4. Подготовка и монтаж слайда

  1. Разморозьте предметное стекло в горизонтальном положении при комнатной температуре.
  2. Промойте предметное стекло каплей PBS в течение 3 х 5 минут, чтобы удалить SCEM.
  3. Окрашивать 10 мкМ DAPI в течение 1 мин.
  4. Промойте предметное стекло каплей PBS в течение 2 х 5 минут.
  5. Установите, накройте покровным стеклом и оставьте при комнатной температуре на ночь. Загерметизируйте края покровного стекла герметиком.
  6. Изображение на следующий день.

5. Визуализация с помощью конфокальной микроскопии

ПРИМЕЧАНИЕ: Разрешение объектива 40x/1.4 на используемом конфокальном микроскопе составляет 240 нм.

  1. Установите микроскоп.
    1. Включите микроскоп и откройте программное обеспечение. Нажмите на кнопку « Система ».
    2. На вкладке «Приобретение » нажмите « Умная настройка », чтобы настроить каналы. Выберите и добавьте каналы GFP, mCherry и DAPI. Выберите опцию Airyscan и функцию SR8Y в треугольнике Airyscan (между разрешением и мультиплексированием скорости 8Y). Нажмите на «Лучший сигнал» | OK (дополнительный рисунок S1A).
    3. На вкладке «Найти» в разделе «Управление микроскопом» выберите объектив 40x/1.4 с погружением в масло.
  2. Найдите интересующую область.
    1. Поместите затвор в держатель затвора и поднимите объектив вверх до тех пор, пока масло не коснется покровного стекла.
    2. Расположите пластину роста или другую интересующую область под световым путем.
    3. На вкладке «Найти» нажмите « Флуоресценция», выберите DAPI и с помощью окуляра переместите держатель слайда с помощью джойстика, чтобы расположить пластину роста или интересующую область под полем зрения.
    4. На вкладке Сбор данных начните с выбора только канала DAPI .
    5. Нажмите « Непрерывно», чтобы просмотреть изображение этого канала на экране и убедиться, что пластина роста находится в поле зрения.
    6. Откройте просмотрщик плиток , нажав на кнопку «Показать просмотрщик » на вкладке «Плитки ». Добавьте необходимое количество плиток (обычно 1 плитка в направлении x и 3-5 в направлении y) и нажмите кнопку «Предварительный просмотр и запуск » (дополнительный рисунок S1B).
    7. Убедитесь, что плитка покрывает три зоны пластины роста – покоящуюся, пролиферирующую и гипертрофированную. При необходимости отрегулируйте положение и количество плиток.
  3. Настройте параметры изображения.
    1. Нажмите « Непрерывно» на вкладке «Приобретение ». На вкладке «Каналы » отрегулируйте параметры «Усиление» (Master) и «Мощность лазера », чтобы ядра были четко видны на экране.

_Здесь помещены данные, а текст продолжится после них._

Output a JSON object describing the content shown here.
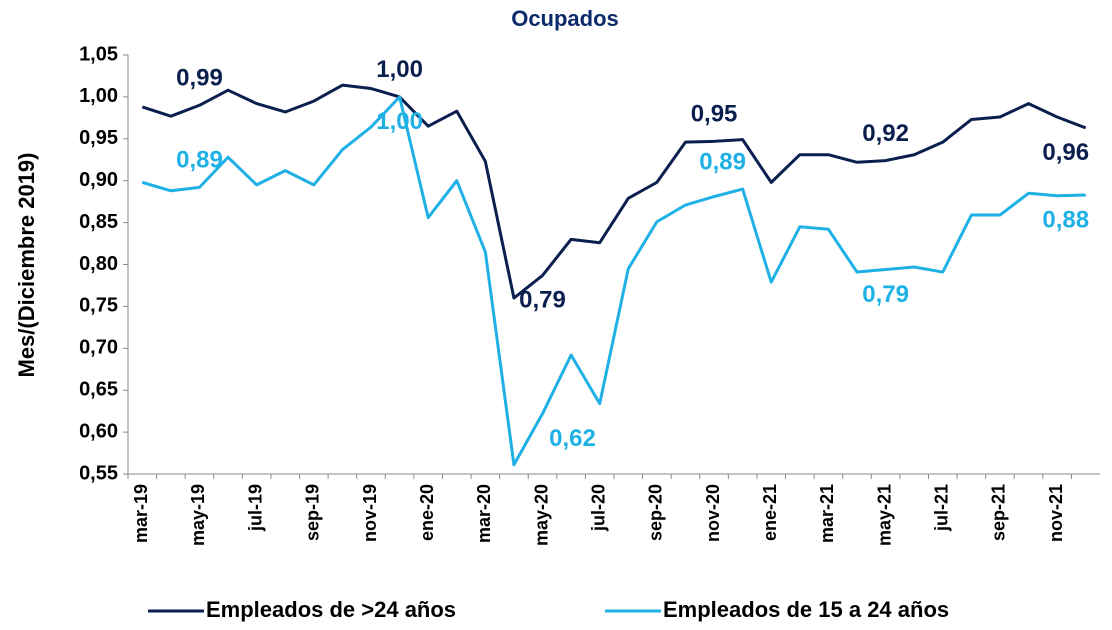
{
  "chart_data": {
    "type": "line",
    "title": "Ocupados",
    "y_label": "Mes/(Diciembre 2019)",
    "categories": [
      "mar-19",
      null,
      "may-19",
      null,
      "jul-19",
      null,
      "sep-19",
      null,
      "nov-19",
      null,
      "ene-20",
      null,
      "mar-20",
      null,
      "may-20",
      null,
      "jul-20",
      null,
      "sep-20",
      null,
      "nov-20",
      null,
      "ene-21",
      null,
      "mar-21",
      null,
      "may-21",
      null,
      "jul-21",
      null,
      "sep-21",
      null,
      "nov-21",
      null
    ],
    "series": [
      {
        "name": "Empleados de >24 años",
        "color": "#0b1f4f",
        "values": [
          0.988,
          0.977,
          0.99,
          1.008,
          0.992,
          0.982,
          0.995,
          1.014,
          1.01,
          1.0,
          0.965,
          0.983,
          0.923,
          0.76,
          0.787,
          0.83,
          0.826,
          0.879,
          0.898,
          0.946,
          0.947,
          0.949,
          0.898,
          0.931,
          0.931,
          0.922,
          0.924,
          0.931,
          0.946,
          0.973,
          0.976,
          0.992,
          0.976,
          0.963
        ],
        "value_labels": [
          null,
          null,
          "0,99",
          null,
          null,
          null,
          null,
          null,
          null,
          "1,00",
          null,
          null,
          null,
          null,
          "0,79",
          null,
          null,
          null,
          null,
          null,
          "0,95",
          null,
          null,
          null,
          null,
          null,
          "0,92",
          null,
          null,
          null,
          null,
          null,
          null,
          "0,96"
        ]
      },
      {
        "name": "Empleados de 15 a 24 años",
        "color": "#1fb1e6",
        "values": [
          0.898,
          0.888,
          0.892,
          0.928,
          0.895,
          0.912,
          0.895,
          0.937,
          0.964,
          1.0,
          0.856,
          0.9,
          0.815,
          0.561,
          0.622,
          0.692,
          0.634,
          0.795,
          0.851,
          0.871,
          0.881,
          0.89,
          0.779,
          0.845,
          0.842,
          0.791,
          0.794,
          0.797,
          0.791,
          0.859,
          0.859,
          0.885,
          0.882,
          0.883
        ],
        "value_labels": [
          null,
          null,
          "0,89",
          null,
          null,
          null,
          null,
          null,
          null,
          "1,00",
          null,
          null,
          null,
          null,
          "0,62",
          null,
          null,
          null,
          null,
          null,
          null,
          "0,89",
          null,
          null,
          null,
          null,
          "0,79",
          null,
          null,
          null,
          null,
          null,
          null,
          "0,88"
        ]
      }
    ],
    "ylim": [
      0.55,
      1.05
    ],
    "yticks": [
      {
        "value": 0.55,
        "label": "0,55"
      },
      {
        "value": 0.6,
        "label": "0,60"
      },
      {
        "value": 0.65,
        "label": "0,65"
      },
      {
        "value": 0.7,
        "label": "0,70"
      },
      {
        "value": 0.75,
        "label": "0,75"
      },
      {
        "value": 0.8,
        "label": "0,80"
      },
      {
        "value": 0.85,
        "label": "0,85"
      },
      {
        "value": 0.9,
        "label": "0,90"
      },
      {
        "value": 0.95,
        "label": "0,95"
      },
      {
        "value": 1.0,
        "label": "1,00"
      },
      {
        "value": 1.05,
        "label": "1,05"
      }
    ],
    "grid": false,
    "legend": "bottom"
  }
}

Дайте детектору Airyscan выровняться. Откройте окно Настройка детектора Airyscan , нажав на мозаичный символ розетки в нижней части окна; как только он выровняется, все плитки станут зелеными (дополнительный рисунок S1C).
    2. Выберите каналы GFP и mCherry по отдельности и повторите эти шаги, установив усиление (ведущий), мощность лазера и выровняйте детектор Airyscan.
    3. Выберите все три канала и нажмите «Непрерывный». Дайте детектору Airyscan выровняться.
    4. На вкладке «Режим съемки» задайте значения «Размер изображения», «Пиксель», «Размер», «Размер кадра», «Скорость» и «Усреднение». На дополнительном рисунке S1D,E приведены значения настроек режима захвата, усиления (ведущего) и мощности лазера для используемых каналов.
  4. Получение изображений.
    1. На вкладке «Приобретение » нажмите на флажок Z-Stack .
    2. Выбрав только канал DAPI, нажмите « Непрерывно », чтобы просмотреть изображение на экране. Переместите объектив вниз к ближайшей плоскости для изображения. На вкладке Z-Stack нажмите « Установить первую плоскость», сфокусируйтесь на последней плоскости для просмотра и нажмите « Установить последнюю плоскость». Изображение 30-40 мкм z-стеков.
    3. Установите интервал равным 0,15 мкм.
    4. Переместитесь в центр z-стека. На вкладке «Плитки » в разделе «Области мозаики» нажмите «Проверить » и нажмите « Установить Z и перейти к следующему».
    5. На вкладке Стратегия фокусировки убедитесь, что для стратегии фокусировки выбрано значение Использовать значения Z/Поверхность фокусировки, определенные в параметре Настройка плиток.
    6. Нажмите « Начать эксперимент », чтобы начать получение изображения.
  5. Обработка изображений
    1. На вкладке Обработка выберите Одиночный или Пакетный режим. Выберите обработку Airyscan. Отметьте галочкой 3D обработку и выберите Стандартный автофильтр. Выберите полученное необработанное изображение и начните обработку (дополнительный рисунок S2A).
    2. После завершения обработки Airyscan выберите «Сшивка » в разделе «Методы обработки». Выберите «Новый выход», «Объединить плитки», «Исправить затенение» и «Все по ссылке», указав ссылку DAPI. Выберите обработанное изображение Airyscan и начните обработку (дополнительный рисунок S2B).
    3. Сохраните необработанные и дважды обработанные изображения. Последний сохраняется автоматически в пакетном режиме.

6. Анализ изображений

ПРИМЕЧАНИЕ: Используемый здесь конвейер анализа был адаптирован к целям данного исследования. Подробная информация об операциях с трубопроводом представлена на дополнительном рисунке S3.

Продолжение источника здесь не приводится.